To PiS powinien manifestować w Białymstoku przeciw przemocy

Po haniebnych atakach na marsz równości w Białymstoku manifestację solidarności przeciw przemocy powinni byli zorganizować w niedzielę tamtejsi pisowcy. I zaprosić prezydenta, premiera, ministrów, swoich parlamentarzystów. A także liderów opozycji i społeczeństwa obywatelskiego.

To byłoby coś. Oto Polska zjednoczona ponad podziałami odrzuca przemoc i solidaryzuje się z jej ofiarami jako ludźmi i obywatelami.

Przecież to była nadzwyczajna okazja dla PiS, aby poprawić swój wizerunek w oczach tych, którzy na PiS i skrajną prawicę nie głosują. I w mediach światowych. Wielka rzecz przed wyborami. Pamiętamy, jak Europa i Francja łączyła się ponad podziałami, manifestując solidarny sprzeciw wobec nienawiści i przemocy, której ofiarami padli dziennikarze francuskiego tygodnika „Charlie Hebdo” zaatakowanego przez islamistycznych fanatyków terrorystów w 2015 r.

To jest najlepsza metoda moralnej obrony społeczeństwa przed fanatyzmem: wziąć się pod ramiona nawet z przeciwnikami politycznymi i iść z podniesionym czołem. Niech fanatycy widzą, że mają przeciw sobie ogromną większość społeczeństwa.

Niestety, nie u nas. U nas wiceprezes PiS, mianowany, chyba na złość opozycji, ministrem od społeczeństwa obywatelskiego i równego traktowania obywateli, bajdurzy, że udział polityków obozu rządzącego to nie byłby dobry pomysł, bo marsze i manifestacje równości są upolitycznione, a nawet upartyjnione.

Co za cynizm. Kiedy PiS maszerował w kolejnych miesięcznicach smoleńskich, to czym to było, jeśli nie upolitycznieniem, a nawet upartyjnieniem narodowej tragedii, jaką była katastrofa? Do jakich skutków to upolitycznienie doprowadziło w społeczeństwie, a nawet w rodzinach?

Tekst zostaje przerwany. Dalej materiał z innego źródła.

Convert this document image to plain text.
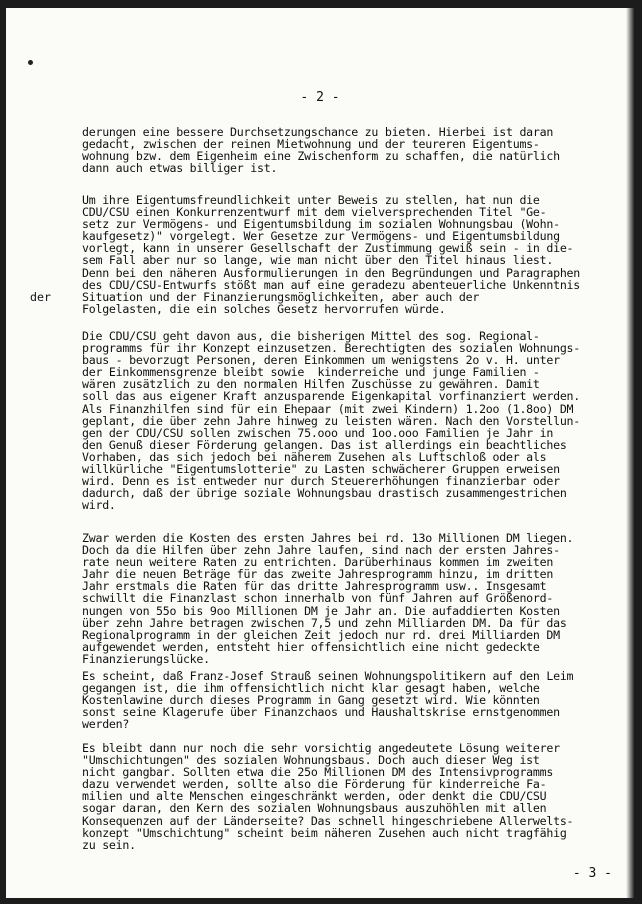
- 2 -
derungen eine bessere Durchsetzungschance zu bieten. Hierbei ist daran
gedacht, zwischen der reinen Mietwohnung und der teureren Eigentums-
wohnung bzw. dem Eigenheim eine Zwischenform zu schaffen, die natürlich
dann auch etwas billiger ist.
Um ihre Eigentumsfreundlichkeit unter Beweis zu stellen, hat nun die
CDU/CSU einen Konkurrenzentwurf mit dem vielversprechenden Titel "Ge-
setz zur Vermögens- und Eigentumsbildung im sozialen Wohnungsbau (Wohn-
kaufgesetz)" vorgelegt. Wer Gesetze zur Vermögens- und Eigentumsbildung
vorlegt, kann in unserer Gesellschaft der Zustimmung gewiß sein - in die-
sem Fall aber nur so lange, wie man nicht über den Titel hinaus liest.
Denn bei den näheren Ausformulierungen in den Begründungen und Paragraphen
des CDU/CSU-Entwurfs stößt man auf eine geradezu abenteuerliche Unkenntnis
Situation und der Finanzierungsmöglichkeiten, aber auch der
Folgelasten, die ein solches Gesetz hervorrufen würde.
der
Die CDU/CSU geht davon aus, die bisherigen Mittel des sog. Regional-
programms für ihr Konzept einzusetzen. Berechtigten des sozialen Wohnungs-
baus - bevorzugt Personen, deren Einkommen um wenigstens 2o v. H. unter
der Einkommensgrenze bleibt sowie  kinderreiche und junge Familien -
wären zusätzlich zu den normalen Hilfen Zuschüsse zu gewähren. Damit
soll das aus eigener Kraft anzusparende Eigenkapital vorfinanziert werden.
Als Finanzhilfen sind für ein Ehepaar (mit zwei Kindern) 1.2oo (1.8oo) DM
geplant, die über zehn Jahre hinweg zu leisten wären. Nach den Vorstellun-
gen der CDU/CSU sollen zwischen 75.ooo und 1oo.ooo Familien je Jahr in
den Genuß dieser Förderung gelangen. Das ist allerdings ein beachtliches
Vorhaben, das sich jedoch bei näherem Zusehen als Luftschloß oder als
willkürliche "Eigentumslotterie" zu Lasten schwächerer Gruppen erweisen
wird. Denn es ist entweder nur durch Steuererhöhungen finanzierbar oder
dadurch, daß der übrige soziale Wohnungsbau drastisch zusammengestrichen
wird.
Zwar werden die Kosten des ersten Jahres bei rd. 13o Millionen DM liegen.
Doch da die Hilfen über zehn Jahre laufen, sind nach der ersten Jahres-
rate neun weitere Raten zu entrichten. Darüberhinaus kommen im zweiten
Jahr die neuen Beträge für das zweite Jahresprogramm hinzu, im dritten
Jahr erstmals die Raten für das dritte Jahresprogramm usw.. Insgesamt
schwillt die Finanzlast schon innerhalb von fünf Jahren auf Größenord-
nungen von 55o bis 9oo Millionen DM je Jahr an. Die aufaddierten Kosten
über zehn Jahre betragen zwischen 7,5 und zehn Milliarden DM. Da für das
Regionalprogramm in der gleichen Zeit jedoch nur rd. drei Milliarden DM
aufgewendet werden, entsteht hier offensichtlich eine nicht gedeckte
Finanzierungslücke.
Es scheint, daß Franz-Josef Strauß seinen Wohnungspolitikern auf den Leim
gegangen ist, die ihm offensichtlich nicht klar gesagt haben, welche
Kostenlawine durch dieses Programm in Gang gesetzt wird. Wie könnten
sonst seine Klagerufe über Finanzchaos und Haushaltskrise ernstgenommen
werden?
Es bleibt dann nur noch die sehr vorsichtig angedeutete Lösung weiterer
"Umschichtungen" des sozialen Wohnungsbaus. Doch auch dieser Weg ist
nicht gangbar. Sollten etwa die 25o Millionen DM des Intensivprogramms
dazu verwendet werden, sollte also die Förderung für kinderreiche Fa-
milien und alte Menschen eingeschränkt werden, oder denkt die CDU/CSU
sogar daran, den Kern des sozialen Wohnungsbaus auszuhöhlen mit allen
Konsequenzen auf der Länderseite? Das schnell hingeschriebene Allerwelts-
konzept "Umschichtung" scheint beim näheren Zusehen auch nicht tragfähig
zu sein.
- 3 -
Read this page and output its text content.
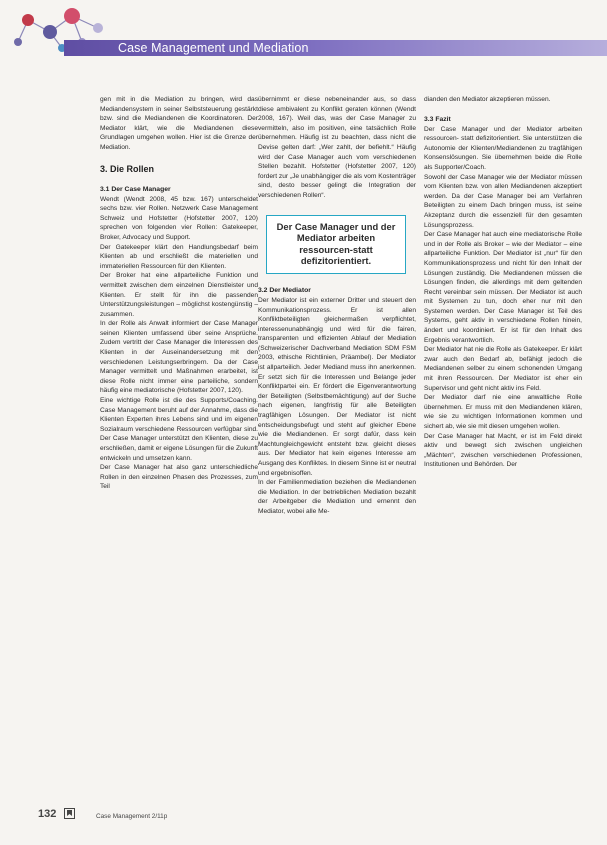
Case Management und Mediation

gen mit in die Mediation zu bringen, wird das Mediandensystem in seiner Selbststeuerung gestärkt bzw. sind die Mediandenen die Koordinatoren. Der Mediator klärt, wie die Mediandenen diese Grundlagen umgehen wollen. Hier ist die Grenze der Mediation.

3. Die Rollen
3.1 Der Case Manager

Wendt (Wendt 2008, 45 bzw. 167) unterscheidet sechs bzw. vier Rollen. Netzwerk Case Management Schweiz und Hofstetter (Hofstetter 2007, 120) sprechen von folgenden vier Rollen: Gatekeeper, Broker, Advocacy und Support.

Der Gatekeeper klärt den Handlungsbedarf beim Klienten ab und erschließt die materiellen und immateriellen Ressourcen für den Klienten.

Der Broker hat eine allparteiliche Funktion und vermittelt zwischen dem einzelnen Dienstleister und Klienten. Er stellt für ihn die passenden Unterstützungsleistungen – möglichst kostengünstig – zusammen.

In der Rolle als Anwalt informiert der Case Manager seinen Klienten umfassend über seine Ansprüche. Zudem vertritt der Case Manager die Interessen des Klienten in der Auseinandersetzung mit den verschiedenen Leistungserbringern. Da der Case Manager vermittelt und Maßnahmen erarbeitet, ist diese Rolle nicht immer eine parteiliche, sondern häufig eine mediatorische (Hofstetter 2007, 120).

Eine wichtige Rolle ist die des Supports/Coaching. Case Management beruht auf der Annahme, dass die Klienten Experten ihres Lebens sind und im eigenen Sozialraum verschiedene Ressourcen verfügbar sind. Der Case Manager unterstützt den Klienten, diese zu erschließen, damit er eigene Lösungen für die Zukunft entwickeln und umsetzen kann.

Der Case Manager hat also ganz unterschiedliche Rollen in den einzelnen Phasen des Prozesses, zum Teil

übernimmt er diese nebeneinander aus, so dass diese ambivalent zu Konflikt geraten können (Wendt 2008, 167). Weil das, was der Case Manager zu vermitteln, also im positiven, eine tatsächlich Rolle übernehmen. Häufig ist zu beachten, dass nicht die Devise gelten darf: „Wer zahlt, der befiehlt.“ Häufig wird der Case Manager auch vom verschiedenen Stellen bezahlt. Hofstetter (Hofstetter 2007, 120) fordert zur „Je unabhängiger die als vom Kostenträger sind, desto besser gelingt die Integration der verschiedenen Rollen“.

Der Case Manager und der Mediator arbeiten ressourcen-statt defizitorientiert.
3.2 Der Mediator

Der Mediator ist ein externer Dritter und steuert den Kommunikationsprozess. Er ist allen Konfliktbeteiligten gleichermaßen verpflichtet, interessenunabhängig und wird für die fairen, transparenten und effizienten Ablauf der Mediation (Schweizerischer Dachverband Mediation SDM FSM 2003, ethische Richtlinien, Präambel). Der Mediator ist allparteilich. Jeder Mediand muss ihn anerkennen. Er setzt sich für die Interessen und Belange jeder Konfliktpartei ein. Er fördert die Eigenverantwortung der Beteiligten (Selbstbemächtigung) auf der Suche nach eigenen, langfristig für alle Beteiligten tragfähigen Lösungen. Der Mediator ist nicht entscheidungsbefugt und steht auf gleicher Ebene wie die Mediandenen. Er sorgt dafür, dass kein Machtungleichgewicht entsteht bzw. gleicht dieses aus. Der Mediator hat kein eigenes Interesse am Ausgang des Konfliktes. In diesem Sinne ist er neutral und ergebnisoffen.

In der Familienmediation beziehen die Mediandenen die Mediation. In der betrieblichen Mediation bezahlt der Arbeitgeber die Mediation und ernennt den Mediator, wobei alle Me-

dianden den Mediator akzeptieren müssen.

3.3 Fazit

Der Case Manager und der Mediator arbeiten ressourcen- statt defizitorientiert. Sie unterstützen die Autonomie der Klienten/Mediandenen zu tragfähigen Konsenslösungen. Sie übernehmen beide die Rolle als Supporter/Coach.

Sowohl der Case Manager wie der Mediator müssen vom Klienten bzw. von allen Mediandenen akzeptiert werden. Da der Case Manager bei am Verfahren Beteiligten zu einem Dach bringen muss, ist seine Akzeptanz durch die essenziell für den gesamten Lösungsprozess.

Der Case Manager hat auch eine mediatorische Rolle und in der Rolle als Broker – wie der Mediator – eine allparteiliche Funktion. Der Mediator ist „nur“ für den Kommunikationsprozess und nicht für den Inhalt der Lösungen zuständig. Die Mediandenen müssen die Lösungen finden, die allerdings mit dem geltenden Recht vereinbar sein müssen. Der Mediator ist auch mit Systemen zu tun, doch eher nur mit den Systemen werden. Der Case Manager ist Teil des Systems, geht aktiv in verschiedene Rollen hinein, ändert und koordiniert. Er ist für den Inhalt des Ergebnis verantwortlich.

Der Mediator hat nie die Rolle als Gatekeeper. Er klärt zwar auch den Bedarf ab, befähigt jedoch die Mediandenen selber zu einem schonenden Umgang mit ihren Ressourcen. Der Mediator ist eher ein Supervisor und geht nicht aktiv ins Feld.

Der Mediator darf nie eine anwaltliche Rolle übernehmen. Er muss mit den Mediandenen klären, wie sie zu wichtigen Informationen kommen und sichert ab, wie sie mit diesen umgehen wollen.

Der Case Manager hat Macht, er ist im Feld direkt aktiv und bewegt sich zwischen ungleichen „Mächten“, zwischen verschiedenen Professionen, Institutionen und Behörden. Der

132	Case Management 2/11p
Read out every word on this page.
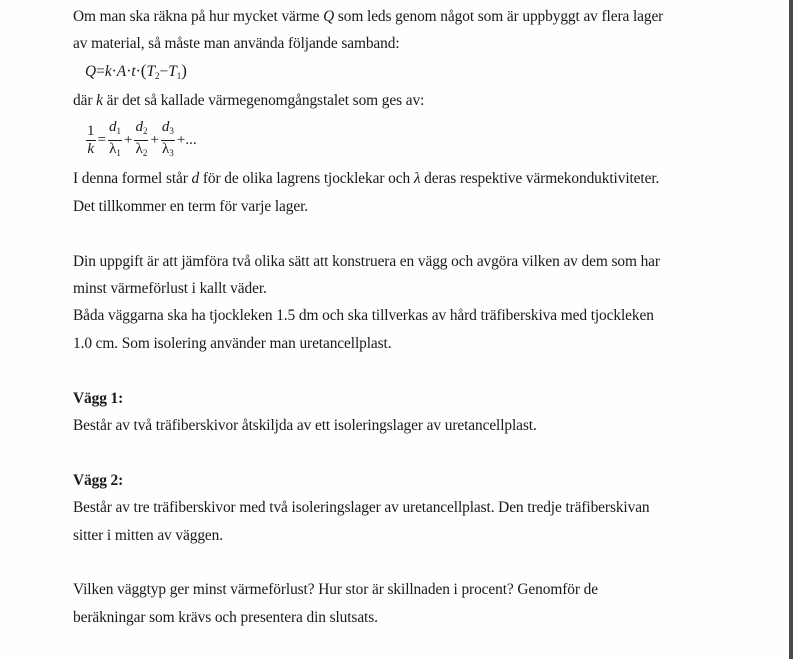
Om man ska räkna på hur mycket värme Q som leds genom något som är uppbyggt av flera lager
av material, så måste man använda följande samband:
$Q=k\cdot A\cdot t\cdot(T_2-T_1)$
där k är det så kallade värmegenomgångstalet som ges av:
$\frac{1}{k} = \frac{d_1}{\lambda_1} + \frac{d_2}{\lambda_2} + \frac{d_3}{\lambda_3}$ +...
I denna formel står d för de olika lagrens tjocklekar och λ deras respektive värmekonduktiviteter.
Det tillkommer en term för varje lager.
Din uppgift är att jämföra två olika sätt att konstruera en vägg och avgöra vilken av dem som har
minst värmeförlust i kallt väder.
Båda väggarna ska ha tjockleken 1.5 dm och ska tillverkas av hård träfiberskiva med tjockleken
1.0 cm. Som isolering använder man uretancellplast.
Vägg 1:
Består av två träfiberskivor åtskiljda av ett isoleringslager av uretancellplast.
Vägg 2:
Består av tre träfiberskivor med två isoleringslager av uretancellplast. Den tredje träfiberskivan
sitter i mitten av väggen.
Vilken väggtyp ger minst värmeförlust? Hur stor är skillnaden i procent? Genomför de
beräkningar som krävs och presentera din slutsats.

Marsz solidarności przeciwko przemocy jest przede wszystkim wydarzeniem moralnym, mogącym rodzić pozytywne skutki społeczne i polityczne. Dlatego stało się bardzo źle, że propagandowa mantra PiS, której przykładem są słowa min. Lipińskiego, zainfekowała niektóre umysły także po stronie opozycji parlamentarnej.

Dali się po prostu zmanipulować. Przestraszyli się, że właśnie zostaną oskarżeni o „robienie polityki”. Nonsens. Liderzy partyjni, politycy, działacze to także obywatele. Są momenty, kiedy trzeba stanąć w prawdzie. Smutne, że opozycja, z wyjątkiem lewicy, tego nie dostrzegła.